Egalität und Sozialstaat
Kuba unter Castro, das bedeutet auch ein im regionalen Vergleich herausragendes Bildungs- und Gesundheitssystem, das mit Abstrichen selbst in der Wirtschaftskrise Bestand hat. Im Word Development Index der Vereinten Nationen liegt Kuba auf Platz 68 – in Lateinamerika übertroffen nur von Costa Rica (66), Panama (60), Uruguay (54), Argentinien (45) und Chile (38). Die durchschnittliche Lebenserwartung liegt über jener der Menschen in den USA. Vorbildlich – wenn auch nicht perfekt – ist auch die Gleichstellung von Mann und Frau. Weniger gut gelungen, wenngleich ebenfalls besser als in den meisten Nachbarländern, jene zwischen Menschen europäischer und afrikanischer Abstammung.
Ein populärer Witz lautet:
Frage: Was sind die drei größten Erfolge der Revolution?
Anwort: Bildung, Gesundheit und Sport.
Frage: Und die drei größten Probleme?
Antwort: Frühstück, Mittagessen und Abendessen.
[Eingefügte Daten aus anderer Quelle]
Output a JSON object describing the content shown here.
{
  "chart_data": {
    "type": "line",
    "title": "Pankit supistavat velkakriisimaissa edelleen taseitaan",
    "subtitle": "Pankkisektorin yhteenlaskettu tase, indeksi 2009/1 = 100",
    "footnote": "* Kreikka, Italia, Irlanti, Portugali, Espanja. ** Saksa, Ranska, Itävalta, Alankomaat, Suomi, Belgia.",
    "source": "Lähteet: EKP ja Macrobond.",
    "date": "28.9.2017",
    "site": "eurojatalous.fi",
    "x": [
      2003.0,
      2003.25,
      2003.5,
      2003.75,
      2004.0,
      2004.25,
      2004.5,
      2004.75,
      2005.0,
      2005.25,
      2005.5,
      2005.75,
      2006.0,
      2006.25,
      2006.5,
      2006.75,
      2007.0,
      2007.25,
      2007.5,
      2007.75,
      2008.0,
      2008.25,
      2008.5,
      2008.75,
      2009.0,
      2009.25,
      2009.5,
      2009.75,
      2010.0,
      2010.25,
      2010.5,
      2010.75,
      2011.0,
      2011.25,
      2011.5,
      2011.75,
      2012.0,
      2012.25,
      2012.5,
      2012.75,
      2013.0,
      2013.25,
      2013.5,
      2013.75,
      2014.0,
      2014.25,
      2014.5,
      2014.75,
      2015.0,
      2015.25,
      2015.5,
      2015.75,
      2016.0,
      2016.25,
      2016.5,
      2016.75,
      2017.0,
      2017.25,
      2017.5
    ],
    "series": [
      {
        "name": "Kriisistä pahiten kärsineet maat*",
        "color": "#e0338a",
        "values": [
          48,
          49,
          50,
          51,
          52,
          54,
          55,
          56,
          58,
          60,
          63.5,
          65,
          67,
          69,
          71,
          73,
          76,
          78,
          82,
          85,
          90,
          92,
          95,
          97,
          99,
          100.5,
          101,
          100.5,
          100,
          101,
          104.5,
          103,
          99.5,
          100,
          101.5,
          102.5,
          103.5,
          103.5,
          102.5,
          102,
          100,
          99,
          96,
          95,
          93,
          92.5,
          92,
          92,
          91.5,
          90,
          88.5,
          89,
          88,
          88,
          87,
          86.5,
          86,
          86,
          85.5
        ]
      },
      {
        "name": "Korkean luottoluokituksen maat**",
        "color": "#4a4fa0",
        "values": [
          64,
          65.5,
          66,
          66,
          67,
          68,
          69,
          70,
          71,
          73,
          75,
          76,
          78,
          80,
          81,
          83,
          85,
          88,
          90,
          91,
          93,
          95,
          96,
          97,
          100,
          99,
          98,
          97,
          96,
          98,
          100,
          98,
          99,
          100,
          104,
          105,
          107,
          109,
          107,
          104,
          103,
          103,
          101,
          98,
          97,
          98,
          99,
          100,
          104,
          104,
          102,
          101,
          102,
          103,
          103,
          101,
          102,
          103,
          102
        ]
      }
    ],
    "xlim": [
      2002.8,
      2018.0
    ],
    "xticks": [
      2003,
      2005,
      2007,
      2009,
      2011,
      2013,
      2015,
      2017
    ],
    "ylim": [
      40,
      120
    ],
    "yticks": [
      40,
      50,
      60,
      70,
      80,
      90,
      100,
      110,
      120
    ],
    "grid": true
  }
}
Das Erbe der Sierra Maestra
Mit Raúl Castro tritt eine Generation ab, die mit einer unglaublichen Erfahrung gestartet war: 82 Revolutionäre – alle um die 30 Jahre alt - legten am 25. November 1956 mit der völlig überladenen Yacht „Granma“ im mexikanischen Hafen Tuxpán ab, um den Diktator Fulgencio Batista auf Kuba zu stürzen. Nach einer missglückten Landung und ersten Gefechten blieben 22 übrig. Von ihren Bretterverschlägen in den Wäldern der Sierra Maestra aus schafften sie den Umsturz – und das prägte. Diese jungen Männer blieben Zeit ihres Lebens ihren Idealen verpflichtet und der Erfahrung, dass Entschlossenheit und Willenskraft alle Hindernisse überwinden können. Voluntarismus war ein Grundmuster des Castrismo, den der Historiker Zeuske in eine charismatische (unter Fidel) und eine bürokratische Phase unter Raúl Castro teilt. Davon kündeten Plakate mit Verweisen auf jene heroische Revolution an allen Straßenecken auch ein halbes Jahrhundert danach. (Sie sind in den letzten Jahren weniger geworden.) Auch die Begräbnisse der alten Kämpfer - einige ließen sich gleich in der Sierra Maestra beerdigen oder verfügten dies - legen Zeugnis von dieser Verbundenheit ab. Tatsächlich wurde Kuba oft wie ein Guerillacamp geführt. Trotz aller Normalität und Kontinuität – das dürfte sich nun mit der Zeit ändern. In welche Richtung es gehen wird, lässt sich freilich noch nicht absehen.
IGLA-Mitarbeiter Robert Lessmann hat in den 1990er Jahren für die deutsche Friedrich-Ebert-Stiftung mehrere Studien über die erste Welle der Wirtschaftsreformen auf Kuba geschrieben und im Jahr 2006 eine Che-Biographie vorgelegt. Er hat Kuba zuletzt im November 2017 bereist und im Dezember an der 1. Konferenz für Europastudien der Universität Havanna teilgenommen.